Trump has said his administration has a health care plan “very much formulated down to the final strokes.” But his promise a week ago of “insurance for everybody” has Republicans with an eye on fiscal restraint worried that he’s promising more than they can deliver. Vice President Mike Pence sought last week to clarify Trump’s words, telling CNN that Trump is talking about “making insurance affordable for everyone.”

Price also distanced himself from Trump’s pledge. He said at a Senate hearing that he was committed to seeing that Americans have “access” to health care coverage, which Democrats point out is not the same thing as guaranteeing coverage.

Indeed, Trump’s most recent pledge would suggest “a much more expansive plan than he even talked about on the campaign trail or than any of the proposals coming from Congress,” said Larry Levitt, senior vice president for special initiatives at the Kaiser Family Foundation. “We’re in a period of very little clarity.”

Many of the Republican plans would limit guaranteed insurance to people with continuous coverage and none of the Republican congressional plans have come up for a vote, nor have they been “scored” by the Congressional Budget Office, the nonpartisan office that provides Congress with economic and budgetary analysis, Levitt said.

“It’s hard to forge a consensus when you know legislation is going nowhere,” Levitt said of congressional Republicans who under former President Barack Obama would have seen health care packages vetoed. “They’ve had time, but very little incentive to make the tough trade offs that are required.”

Sen. Bob Corker, R-Tenn., who has been among a number of senators urging lawmaker not to uproot the law without offering an alternative, acknowledged the disarray, but said he expects Republicans to coalesce around a plan now that Trump has been sworn in and his team is moving to Washington.

“I don’t think there’s been much communication between the players,” Corker said. “They’ve been operating in New York partially, in Washington, partially. I’m hopeful that once they get here, we’ll get a little more synthesized about where we’re going to go.”

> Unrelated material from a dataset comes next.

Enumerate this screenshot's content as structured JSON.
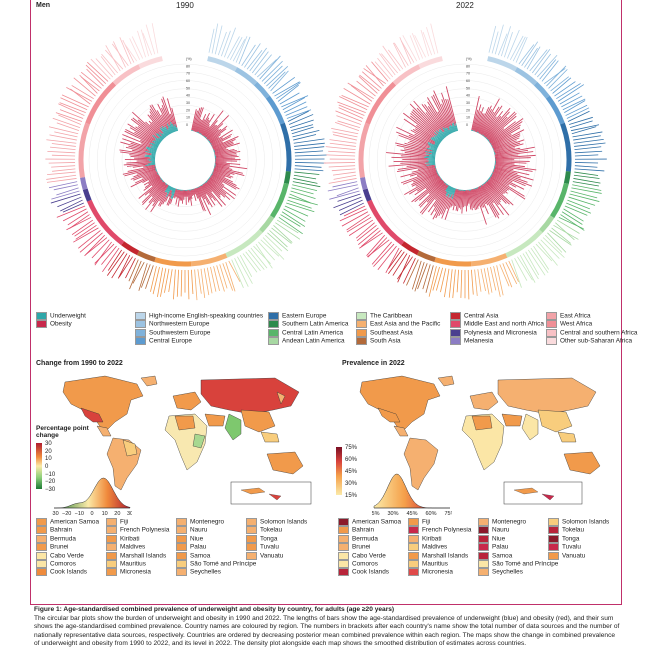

But that may not happen until Price is confirmed, which Corker acknowledged could take until mid-February: “You really haven’t had somebody yet laying out what needs to happen. Until then you’re probably going to hear a lot of mixed messages coming from people.”

Republicans in both chambers voted rapidly for a budget resolution that calls for a repeal plan to be delivered to the White House by Jan. 27, but that deadline is widely viewed as a moving target because of Republican qualms about moving too fast to overturn the law without an alternative.

“Before we take this plane in the air I want to know where we’re going to land it. Right now I’m not sure where we’re landing it,” said Rep. Charlie Dent, R-Pa., one of nine House Republicans who voted against the budget resolution.

There is a risk that a repeal and replace effort could pass the House, but “grind to a halt in the Senate,” Dent said. “That’s a concern, that we would repeal but not replace. That’s the question we all want to get answered: That if we do repeal and there’s no replacement, can we guarantee the protection of people.”

House Speaker Paul Ryan has promised a “full, exhausting” conversation on how Republicans will move forward on health care at this week’s congressional Republican retreat in Philadelphia. Trump and Pence are expected to attend the retreat that opens Wednesday.

“I believe we’ll be voting on a replacement plan that will be specific enough to start the debate,” said Rep. Mark Meadows, R-N.C., who has urged his party to develop a replacement plan before repeal. He said he expects “a real plan to replace it that has so much detail that we don’t leave those who are worried about in the lurch.”